Think office design is just interior decorating? Think again. Research shows that workers are significantly more productive and less stressed in more aesthetically pleasing office environments.
Our favorite study, from Ohio State University and the National Institute of Mental Health, tracked 60 office workers in a government facility in the Midwest. Some of the workers were assigned to an older building, with low ceilings and loud air conditioners. Others went to a newer, renovated space with open cubicles and skylights. Guess which group was happier and more productive at the end of the year?
If you guessed the folks with light and air, you’re right. Researchers measured the stress levels of both groups, and found that the workers in the less lovely work environment were “significantly more stressed, even when they weren’t at work.”
So what’s a productivity-minded company to do? Make a few of these office design tweaks, and watch your employees whistle while they work.
1. The higher the ceiling, the bigger the ideas.

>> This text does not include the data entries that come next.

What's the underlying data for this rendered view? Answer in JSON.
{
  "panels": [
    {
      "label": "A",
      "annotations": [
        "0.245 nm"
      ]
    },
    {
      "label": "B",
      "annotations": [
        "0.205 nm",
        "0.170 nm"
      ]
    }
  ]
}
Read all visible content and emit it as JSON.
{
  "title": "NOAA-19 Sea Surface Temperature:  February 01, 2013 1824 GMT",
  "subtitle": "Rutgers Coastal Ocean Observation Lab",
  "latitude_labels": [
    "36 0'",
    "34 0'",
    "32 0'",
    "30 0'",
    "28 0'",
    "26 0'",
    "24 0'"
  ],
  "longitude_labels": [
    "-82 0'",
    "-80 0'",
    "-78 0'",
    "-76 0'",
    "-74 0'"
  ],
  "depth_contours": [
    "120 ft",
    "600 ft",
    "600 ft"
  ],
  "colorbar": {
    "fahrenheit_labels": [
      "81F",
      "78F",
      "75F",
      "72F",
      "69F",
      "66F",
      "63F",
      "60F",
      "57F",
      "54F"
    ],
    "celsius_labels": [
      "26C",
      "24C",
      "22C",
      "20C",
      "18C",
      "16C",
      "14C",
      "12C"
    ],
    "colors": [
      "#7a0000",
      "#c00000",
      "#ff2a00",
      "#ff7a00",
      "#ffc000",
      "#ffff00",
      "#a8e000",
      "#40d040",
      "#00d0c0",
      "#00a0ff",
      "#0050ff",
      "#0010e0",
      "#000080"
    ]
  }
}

Joan Meyers-Levy, a marketing professor at the University of Minnesota, demonstrated that people in rooms with high ceilings are “significantly better at seeing the connections between seemingly unrelated subjects.” In her study, students were 25 percent better at making connections between games like chess and basketball when seated in a room with higher ceilings.
2. Change the color of the walls.
If you’re stuck with low ceilings, you can still help your workers make connections faster and more accurately. It might be as simple as painting. For instance, psychologists have found that people who work in rooms with red walls do better with tasks involving accuracy, such as copyediting and performing calculations. Blue environments, on the other hand, support creative thinking.
3. Heat the place.
Anyone who’s ever worked in an office knows that one of the most common office worker complaints is about temperature. Generally, it’s about the office being too cold, although we’ve worked in plenty of places with faulty AC, and that generates plenty of griping as well. In addition to the fact that people work better when they’re comfortable, heating and cooling the office appropriately will save your workers hours of time that they otherwise would have spent complaining about the temperature.
4. Provide plenty of light.
This one seems obvious: No one likes working in a dark, airless cave. But bad lighting does more than just crush workers’ souls: It also causes fatigue and eye strain. Several studies have shown that poor lighting significantly affects productivity.
5. Create an open office … but not too open.
While open plan offices are cheaper and allow more collaboration, they can also be stressful for employees. Provide some private workspace for folks who need peace and quiet to complete their tasks, and you’ll get the best of both worlds.